Murder case hinges on man's alleged mental disability

 Man, 24, is charged with attempted kidnapping and eventual murder of woman

By Matthew Brown
Associated Press

SIDNEY, Mont. (AP) — Prosecutors called on doctors from the Montana state mental hospital Tuesday to bolster claims that a Colorado man is fit to stand trial in the killing of a teacher in the heart of the Bakken oil patch.

Defense experts testified this week that 24-year-old Michael Keith Spell is prone to distort the past and has the intelligence of an 11-year-old, leaving him unable to understand the case against him.

But their testimony also revealed that doctors at Montana State Hospital suspected 24-year-old Michael Keith Spell was “faking it” when he could not answer some questions during a recent mental fitness evaluation.

Psychiatrist Virginia Hill and psychologist Timothy Casey evaluated Spell during a two-month stay at the hospital in Warm Springs. Richland County Attorney Mike Weber called them to the stand Tuesday as a competency hearing for Spell continues in Sidney.

Judge Richard Simonton will have to reconcile the competing claims to determine if Spell is incompetent to stand trial because of mental disability, as his lawyers contend.

Spell is charged with the attempted kidnapping and murder of 43-year-old Sherry Arnold, who disappeared in January 2012 after going out for a morning jog in her hometown of Sidney. Her body was found more than two months later, buried in a shallow grave in a rural area of neighboring North Dakota.

Spell could face the death sentence if convicted. But if Simonton agrees with the defense claims, Spell could avoid trial and be sent to a state institution, where he could become eligible for eventual release.

A co-defendant has pleaded guilty under a deal with prosecutors that called for him to testify against Spell.

The case has unfolded as crime rates spiked over the past several years in eastern Montana and neighboring parts of North Dakota, where an oil boom has transformed once-quiet agricultural communities. The killing of Arnold — a Sidney High School math teacher widely beloved in the community — stood out for its violent, random nature.

Testifying for the defense, Craig Beaver, a Boise, Idaho-based neuropsychologist, said Spell was prone to distort past events, which would effectively hobble any criminal defense he might mount.

Beaver added that he was able to document evidence of Spell’s mental shortcomings dating to when the defendant was just 5 years old, which Beaver said undercut any claim that the defendant was exaggerating his condition just to avoid trial.

Spell was declared incompetent to proceed by courts in Colorado during a 2010 drug case and a 2007 case when he was a juvenile.

“Everyone that has evaluated Mr. Michael Spell, up until the Montana State Hospital, has found that he had intellectual limitations,” Beaver said.
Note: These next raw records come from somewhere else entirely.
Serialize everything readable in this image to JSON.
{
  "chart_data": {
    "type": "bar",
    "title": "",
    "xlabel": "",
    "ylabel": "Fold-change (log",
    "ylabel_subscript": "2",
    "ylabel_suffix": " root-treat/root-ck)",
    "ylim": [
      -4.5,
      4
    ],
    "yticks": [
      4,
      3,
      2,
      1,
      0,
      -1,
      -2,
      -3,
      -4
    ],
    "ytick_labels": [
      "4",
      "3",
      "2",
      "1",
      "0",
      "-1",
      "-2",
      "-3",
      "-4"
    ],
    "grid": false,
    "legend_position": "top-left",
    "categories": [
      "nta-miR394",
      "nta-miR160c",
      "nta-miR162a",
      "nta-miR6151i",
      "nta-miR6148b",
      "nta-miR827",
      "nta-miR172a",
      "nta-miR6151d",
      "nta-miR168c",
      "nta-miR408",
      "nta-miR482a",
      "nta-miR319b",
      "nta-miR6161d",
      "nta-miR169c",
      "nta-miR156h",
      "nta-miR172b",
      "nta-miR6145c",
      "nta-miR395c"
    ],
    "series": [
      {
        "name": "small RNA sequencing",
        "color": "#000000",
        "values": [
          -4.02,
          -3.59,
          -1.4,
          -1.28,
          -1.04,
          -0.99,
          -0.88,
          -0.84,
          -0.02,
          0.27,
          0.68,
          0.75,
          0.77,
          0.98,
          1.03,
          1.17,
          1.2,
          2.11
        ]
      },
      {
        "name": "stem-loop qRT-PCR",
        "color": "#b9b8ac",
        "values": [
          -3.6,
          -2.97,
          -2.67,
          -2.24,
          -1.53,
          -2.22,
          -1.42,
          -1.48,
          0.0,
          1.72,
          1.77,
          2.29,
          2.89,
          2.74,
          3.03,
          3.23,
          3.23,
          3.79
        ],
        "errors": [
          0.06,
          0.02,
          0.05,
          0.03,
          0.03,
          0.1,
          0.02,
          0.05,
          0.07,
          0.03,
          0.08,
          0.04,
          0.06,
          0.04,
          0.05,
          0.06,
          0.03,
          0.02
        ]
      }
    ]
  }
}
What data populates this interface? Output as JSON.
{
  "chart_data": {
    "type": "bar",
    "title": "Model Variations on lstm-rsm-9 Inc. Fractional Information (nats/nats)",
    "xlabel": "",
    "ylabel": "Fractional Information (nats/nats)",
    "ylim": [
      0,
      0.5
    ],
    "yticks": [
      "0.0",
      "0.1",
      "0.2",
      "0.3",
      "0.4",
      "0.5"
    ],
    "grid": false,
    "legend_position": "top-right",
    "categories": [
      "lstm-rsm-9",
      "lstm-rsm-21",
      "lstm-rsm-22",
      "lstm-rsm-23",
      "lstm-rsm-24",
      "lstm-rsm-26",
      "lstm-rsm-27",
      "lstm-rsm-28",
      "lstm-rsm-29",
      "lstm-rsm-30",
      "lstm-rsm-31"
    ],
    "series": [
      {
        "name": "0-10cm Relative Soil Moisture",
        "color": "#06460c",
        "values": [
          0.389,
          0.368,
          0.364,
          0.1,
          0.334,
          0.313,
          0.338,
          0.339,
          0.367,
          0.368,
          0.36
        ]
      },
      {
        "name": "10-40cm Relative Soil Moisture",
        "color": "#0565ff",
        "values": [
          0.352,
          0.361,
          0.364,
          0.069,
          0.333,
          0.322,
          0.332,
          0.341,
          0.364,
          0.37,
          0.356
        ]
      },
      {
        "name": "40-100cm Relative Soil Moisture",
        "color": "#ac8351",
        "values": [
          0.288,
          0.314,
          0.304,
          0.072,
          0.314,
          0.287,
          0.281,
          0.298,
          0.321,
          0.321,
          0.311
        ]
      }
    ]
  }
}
Court documents, including law enforcement affidavits and testimony from Spell’s accomplice say the defendants arrived in Montana after a drug-fueled drive from Parachute, Colo., and spotted Arnold along a Sidney street. Arnold died after Spell choked or otherwise asphyxiated her during an attempted abduction, according to the documents.

Spell implicated co-defendant Lester Van Waters Jr. as the killer in an FBI interview after his arrest.

His attorneys have not denied Spell’s involvement in the events leading up to Arnold’s death, but say there is no “conclusive evidence” he was the one who killed her.